Comment expliquer ce blocage?  

En France, on a l’impression que la bonne gestion de l’argent public, cela ne compte pas. D’ailleurs, je regrette que les taux d’intérêt soient aussi bas. L’Etat français peut toujours emprunter sans problème sur les marchés financiers internationaux. Et François Hollande a d’ailleurs affirmé que c’était une preuve de confiance envers sa politique. En fait, si les taux avaient fortement augmenté, cela aurait créé un électrochoc et secoué le gouvernement.

Manuel Valls met en avant son ardeur réformatrice, notamment dans la sphère publique. Qu’en pensez-vous?

Manuel Valls avait et il a encore une vraie carte en main pour convaincre les Français de la nécessité des réformes. Je pense qu’il sait ce dont la France a besoin et qu’il essaye d’avancer avec fermeté mais sans être trop autoritaire. S’il poursuit son chemin il a de fortes chances de réussite. Les Français seront prêts à le suivre.

Les gaspillages d’argent public sont-ils vraiment plus importants en France?

Oui. Les très nombreuses commissions qui ne servent à rien n’existent pas autant ailleurs. Et la France reste un pays monarchique, avec des dépenses très élevées dans les ministères. Elle est championne pour ce type d’avantages. A l’inverse, en Scandinavie, personne n’a de chauffeur dans l’administration, mis à part les ministres. C’est symbolique mais le symbole compte pour les citoyens. Dans l’Hexagone, l’attachement au statut est beaucoup plus important qu’à l’étranger.

Vous critiquez sévèrement l’élite française. Pourquoi?  

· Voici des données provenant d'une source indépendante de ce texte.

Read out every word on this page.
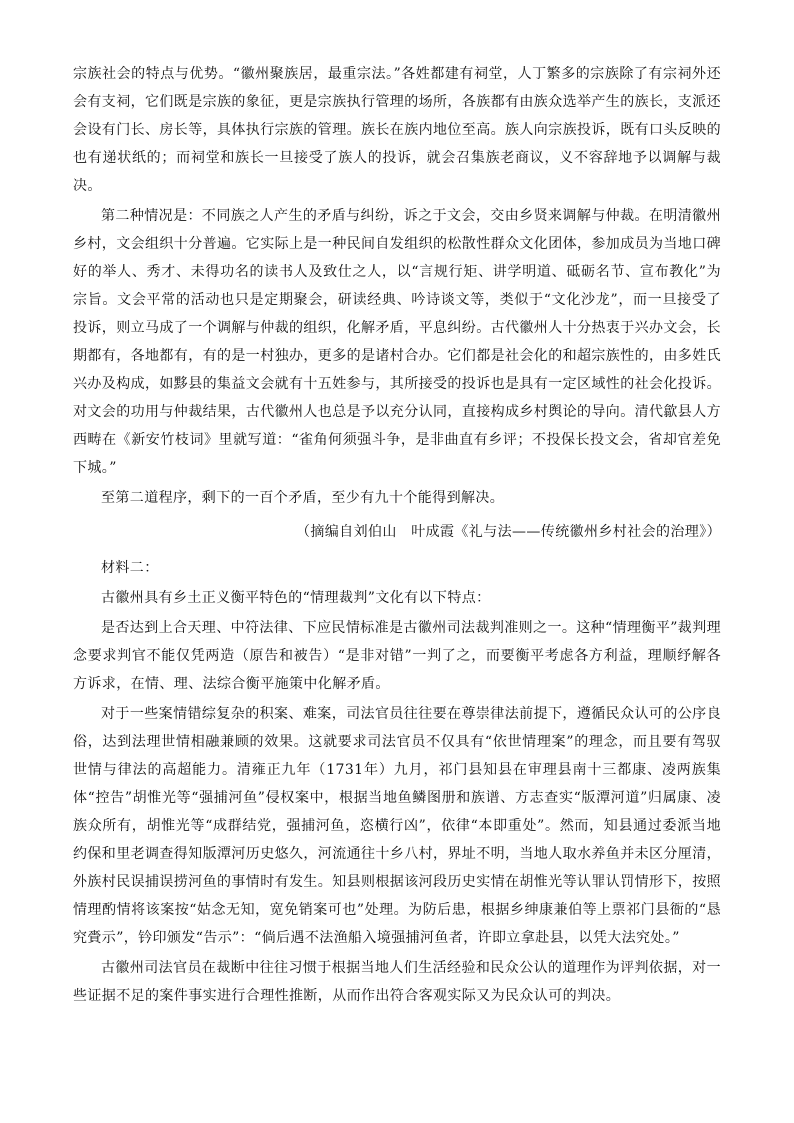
宗族社会的特点与优势。“徽州聚族居，最重宗法。”各姓都建有祠堂，人丁繁多的宗族除了有宗祠外还会有支祠，它们既是宗族的象征，更是宗族执行管理的场所，各族都有由族众选举产生的族长，支派还会设有门长、房长等，具体执行宗族的管理。族长在族内地位至高。族人向宗族投诉，既有口头反映的也有递状纸的；而祠堂和族长一旦接受了族人的投诉，就会召集族老商议，义不容辞地予以调解与裁决。

第二种情况是：不同族之人产生的矛盾与纠纷，诉之于文会，交由乡贤来调解与仲裁。在明清徽州乡村，文会组织十分普遍。它实际上是一种民间自发组织的松散性群众文化团体，参加成员为当地口碑好的举人、秀才、未得功名的读书人及致仕之人，以“言规行矩、讲学明道、砥砺名节、宣布教化”为宗旨。文会平常的活动也只是定期聚会，研读经典、吟诗谈文等，类似于“文化沙龙”，而一旦接受了投诉，则立马成了一个调解与仲裁的组织，化解矛盾，平息纠纷。古代徽州人十分热衷于兴办文会，长期都有，各地都有，有的是一村独办，更多的是诸村合办。它们都是社会化的和超宗族性的，由多姓氏兴办及构成，如黟县的集益文会就有十五姓参与，其所接受的投诉也是具有一定区域性的社会化投诉。对文会的功用与仲裁结果，古代徽州人也总是予以充分认同，直接构成乡村舆论的导向。清代歙县人方西畴在《新安竹枝词》里就写道：“雀角何须强斗争，是非曲直有乡评；不投保长投文会，省却官差免下城。”

至第二道程序，剩下的一百个矛盾，至少有九十个能得到解决。

（摘编自刘伯山　叶成霞《礼与法——传统徽州乡村社会的治理》）

材料二：

古徽州具有乡土正义衡平特色的“情理裁判”文化有以下特点：

是否达到上合天理、中符法律、下应民情标准是古徽州司法裁判准则之一。这种“情理衡平”裁判理念要求判官不能仅凭两造（原告和被告）“是非对错”一判了之，而要衡平考虑各方利益，理顺纾解各方诉求，在情、理、法综合衡平施策中化解矛盾。

对于一些案情错综复杂的积案、难案，司法官员往往要在尊崇律法前提下，遵循民众认可的公序良俗，达到法理世情相融兼顾的效果。这就要求司法官员不仅具有“依世情理案”的理念，而且要有驾驭世情与律法的高超能力。清雍正九年（1731年）九月，祁门县知县在审理县南十三都康、凌两族集体“控告”胡惟光等“强捕河鱼”侵权案中，根据当地鱼鳞图册和族谱、方志查实“版潭河道”归属康、凌族众所有，胡惟光等“成群结党，强捕河鱼，恣横行凶”，依律“本即重处”。然而，知县通过委派当地约保和里老调查得知版潭河历史悠久，河流通往十乡八村，界址不明，当地人取水养鱼并未区分厘清，外族村民误捕误捞河鱼的事情时有发生。知县则根据该河段历史实情在胡惟光等认罪认罚情形下，按照情理酌情将该案按“姑念无知，宽免销案可也”处理。为防后患，根据乡绅康兼伯等上票祁门县衙的“恳究賫示”，钤印颁发“告示”：“倘后遇不法渔船入境强捕河鱼者，许即立拿赴县，以凭大法究处。”

古徽州司法官员在裁断中往往习惯于根据当地人们生活经验和民众公认的道理作为评判依据，对一些证据不足的案件事实进行合理性推断，从而作出符合客观实际又为民众认可的判决。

Que Napoléon ou De Gaulle aient voulu former des élites pour servir l’Etat était compréhensible.  Mais l’époque actuelle nécessite autre chose. Il n’est plus normal que l’élite française soit recrutée dans les mêmes écoles. Forcément, les énarques vont penser de la même façon, aborder les problèmes de la même manière, proposer le même type de solutions. Si vous rassemblez des experts venus d’horizons différents, des ingénieurs, des économistes et des énarques, il y aura des débats, des désaccords mais des solutions nouvelles pourront en sortir. Cette rigidité de la formation des élites est préjudiciable dans la sphère de l’Etat mais aussi dans les états-majors des grandes entreprises, qui recrutent leurs dirigeants dans la même base restreinte.